Tecadenoson is a novel selective A1 adenosine receptor agonist that is currently being evaluated for the conversion of paroxysmal supraventricular tachycardia (PSVT) to sinus rhythm. Adenosine is a naturally occurring compound that stimulates all adenosine receptor subtypes in the body, including the A2 adenosine receptor which lowers blood pressure. In non-clinical trials, tecadenoson selectively stimulated the A1 adenosine receptor in the Atrioventricular node (AV node) and slowed the speed of electrical conduction across the AV node, reducing the number of electrical impulses that reached the ventricle, without affecting blood pressure. Clinical studies to date with intravenous tecadenoson suggest that it may slow the speed of AV nodal conduction by selectively stimulating the A1 adenosine receptor, and may avoid blood pressure lowering by not stimulating the A2 adenosine receptor. Thus, it may be possible to use intravenous tecadenoson to convert patients from PSVT to normal sinus rhythm without lowering blood pressure or causing adverse events related to vasodilation such as flushing, palpitations or a headache.

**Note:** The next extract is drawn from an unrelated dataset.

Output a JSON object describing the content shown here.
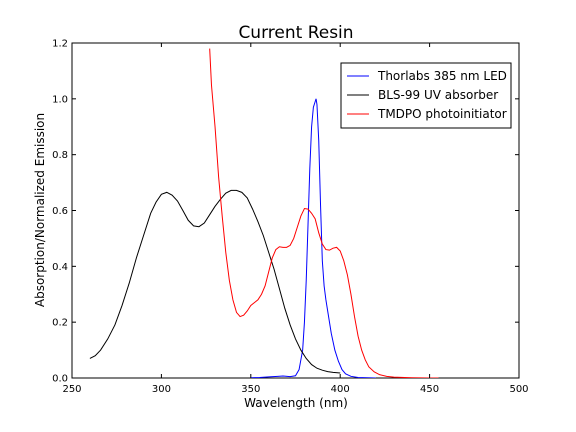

Thiodiglycol is the organosulfur structurally similar to diethylene glycol used as a solvent in a variety of applications ranging from dyeing textiles to inks in some ballpoint pens. In chemical synthesis, it is used as a building block for protection products, dispersants, fibers, plasticizers, rubber accelerators, pesticides, dyes, and various other organic chemicals. In the manufacture of polymers, it is used as a chain transfer agent. Thiodiglycol is a precursor in the production of Sulfur mustard and it is also considered as a “Schedule 2” compound (dual-use chemicals with low to moderate commercial use and high-risk precursors) within the terms of the Chemical Weapons Convention treaty.

Fialuridine I-124 is an isotope-labeled form of fialuridine, or 1-(2-deoxy-2-fluoro-1-D-arabinofuranosyl)-5-iodouracil (FIAU), a thymidine nucleoside analog with activity against various herpesviruses and hepatitis B virus (HBV) in vitro and in vivo. Bacterial or herpes virus thymidine kinase (TK) considered to be a target of FIAU. Fialuridine I-124 is a positron emission tomography/computed tomography (PET/CT) tracer that was developed for imaging of cells transfected with the herpes simplex virus 1 (HSV1) thymidine kinase reporter gene. This enzyme transfers a γ phosphate group fom ATP to the 5’ hydroxyl group of pyrimidine deoxynucleosides. The lipophilic tracer diffuses into the cell and is trapped in the cell with HSV1-TK activity, because the phosphorylated tracer cannot pass the plasma membrane. TK gene of bacteria was sufficiently similar to that of the viral TK of HSV1 and fialuridine I-124 could also be phosphorylated by the endogenous bacterial TK. Once phosphorylated by TK, fialuridine I-124 becomes trapped within bacteria and can be detected with positron emission tomography/computed tomography (PET/CT).

Piclamilast (RP 73401), is a selective PDE4 inhibitor. It is comparable to other PDE4 inhibitors for its anti-inflammatory effects. It has been investigated for its applications to the treatment of conditions such as asthma, dermatitis, rheumatoid arthritis. Emesis is the most commonly cited side effect of piclamilast.